I was reminded of all this with the Berlin festival of lights which started last Thursday. It's not quite as romantic as Lyon but still a special feeling as you travel round the city, seeing the floodlights at Alex in the distance as you try to warm your fingers in between taking photos and finish the evening in a café where the only free seat is tucked away in the corner to drink hot chocolate. On the way home, you pass by partygoers whose evening has only just begun; they'll be there in the early hours, bleary eyed under the pale rays of the moon but I didn't feel I was missing out in the warmth of the train back to Pankow.
Bright lights at the Brandenburg Gate
On Potsdamer Platz
Some of the beautiful but heartstoppingly expensive furniture on my way to Gendarmenmarkt
At Fassbender und Rausch chocolate shop
Personally, I prefer the chocolate Brandenburg gate to the real one!

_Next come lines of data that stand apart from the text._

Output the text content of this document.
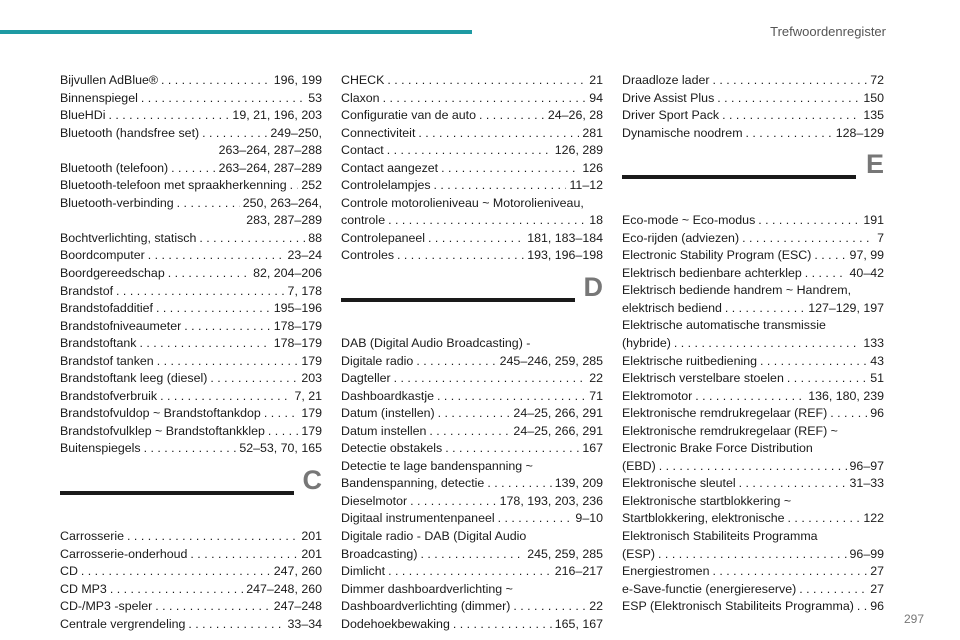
Trefwoordenregister
Bijvullen AdBlue® . . .	196, 199
Binnenspiegel . . .	53
BlueHDi . . .	19, 21, 196, 203
Bluetooth (handsfree set) . . .	249–250,
263–264, 287–288
Bluetooth (telefoon) . . .	263–264, 287–289
Bluetooth-telefoon met spraakherkenning . . . 252
Bluetooth-verbinding . . .	250, 263–264,
283, 287–289
Bochtverlichting, statisch . . .	88
Boordcomputer . . .	23–24
Boordgereedschap . . .	82, 204–206
Brandstof . . .	7, 178
Brandstofadditief . . .	195–196
Brandstofniveaumeter . . .	178–179
Brandstoftank . . .	178–179
Brandstof tanken . . .	179
Brandstoftank leeg (diesel) . . .	203
Brandstofverbruik . . .	7, 21
Brandstofvuldop ~ Brandstoftankdop . . .	179
Brandstofvulklep ~ Brandstoftankklep . . .	179
Buitenspiegels . . .	52–53, 70, 165
C
Carrosserie . . .	201
Carrosserie-onderhoud . . .	201
CD . . .	247, 260
CD MP3 . . .	247–248, 260
CD-/MP3 -speler . . .	247–248
Centrale vergrendeling . . .	33–34
CHECK . . .	21
Claxon . . .	94
Configuratie van de auto . . .	24–26, 28
Connectiviteit . . .	281
Contact . . .	126, 289
Contact aangezet . . .	126
Controlelampjes . . .	11–12
Controle motorolieniveau ~ Motorolieniveau,
controle . . .	18
Controlepaneel . . .	181, 183–184
Controles . . .	193, 196–198
D
DAB (Digital Audio Broadcasting) -
Digitale radio . . .	245–246, 259, 285
Dagteller . . .	22
Dashboardkastje . . .	71
Datum (instellen) . . .	24–25, 266, 291
Datum instellen . . .	24–25, 266, 291
Detectie obstakels . . .	167
Detectie te lage bandenspanning ~
Bandenspanning, detectie . . .	139, 209
Dieselmotor . . .	178, 193, 203, 236
Digitaal instrumentenpaneel . . .	9–10
Digitale radio - DAB (Digital Audio
Broadcasting) . . .	245, 259, 285
Dimlicht . . .	216–217
Dimmer dashboardverlichting ~
Dashboardverlichting (dimmer) . . .	22
Dodehoekbewaking . . .	165, 167
Draadloze lader . . .	72
Drive Assist Plus . . .	150
Driver Sport Pack . . .	135
Dynamische noodrem . . .	128–129
E
Eco-mode ~ Eco-modus . . .	191
Eco-rijden (adviezen) . . .	7
Electronic Stability Program (ESC) . . .	97, 99
Elektrisch bedienbare achterklep . . .	40–42
Elektrisch bediende handrem ~ Handrem,
elektrisch bediend . . .	127–129, 197
Elektrische automatische transmissie
(hybride) . . .	133
Elektrische ruitbediening . . .	43
Elektrisch verstelbare stoelen . . .	51
Elektromotor . . .	136, 180, 239
Elektronische remdrukregelaar (REF) . . .	96
Elektronische remdrukregelaar (REF) ~
Electronic Brake Force Distribution
(EBD) . . .	96–97
Elektronische sleutel . . .	31–33
Elektronische startblokkering ~
Startblokkering, elektronische . . .	122
Elektronisch Stabiliteits Programma
(ESP) . . .	96–99
Energiestromen . . .	27
e-Save-functie (energiereserve) . . .	27
ESP (Elektronisch Stabiliteits Programma) . . . 96
297
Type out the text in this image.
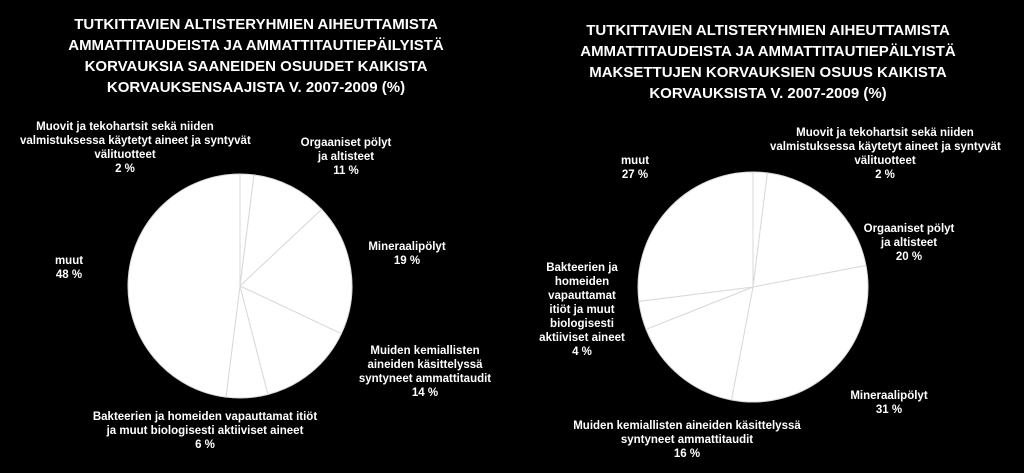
TUTKITTAVIEN ALTISTERYHMIEN AIHEUTTAMISTA
AMMATTITAUDEISTA JA AMMATTITAUTIEPÄILYISTÄ
KORVAUKSIA SAANEIDEN OSUUDET KAIKISTA
KORVAUKSENSAAJISTA V. 2007-2009 (%)
Muovit ja tekohartsit sekä niiden
valmistuksessa käytetyt aineet ja syntyvät
välituotteet
2 %
Orgaaniset pölyt
ja altisteet
11 %
Mineraalipölyt
19 %
Muiden kemiallisten
aineiden käsittelyssä
syntyneet ammattitaudit
14 %
Bakteerien ja homeiden vapauttamat itiöt
ja muut biologisesti aktiiviset aineet
6 %
muut
48 %
TUTKITTAVIEN ALTISTERYHMIEN AIHEUTTAMISTA
AMMATTITAUDEISTA JA AMMATTITAUTIEPÄILYISTÄ
MAKSETTUJEN KORVAUKSIEN OSUUS KAIKISTA
KORVAUKSISTA V. 2007-2009 (%)
Muovit ja tekohartsit sekä niiden
valmistuksessa käytetyt aineet ja syntyvät
välituotteet
2 %
Orgaaniset pölyt
ja altisteet
20 %
Mineraalipölyt
31 %
Muiden kemiallisten aineiden käsittelyssä
syntyneet ammattitaudit
16 %
Bakteerien ja
homeiden
vapauttamat
itiöt ja muut
biologisesti
aktiiviset aineet
4 %
muut
27 %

The cold evenings are closing in and today the sun has deserted Berlin, with nothing but a mass of soggy leaves on the pavement and lingering regrets for all those wasted moments last summer. I've already been stocking up my bookshelves, ready for those days when it's best to keep the curtains closed and stay in pyjamas drinking tea. There's Orhan Pamuk's Snow (obvious for winter, I know), Jane Austen's Mansfield Park, Claudie Gallay's Les Déferlentes for Venice and the Adriatic in 10 days and Vargas Llosa's Aunt Julia and the Scriptwriter. What's on your list and do you have any tips?
To finish with, a recipe i tried for the first time yesterday and immediately feel in love with, as did everyone else who tried it; Julia's Blueberry and Almond Cake as adapted by Patoumi.
Blueberry and almond cake
120g almond paste
60g butter in strips
1. Beat the sugar and eggs together until pale and frothy.
2. Grate the almond paste into the eggs, followed by the flour and blend well.
3. Pour the batter into a greased and lined springform tin.
4. Scatter the fruit on the surface, pushing them in slightly, place on the thin strips of butter and sprinkle a little sugar on top.
5. Bake in the oven at 200°C for 45 minutes.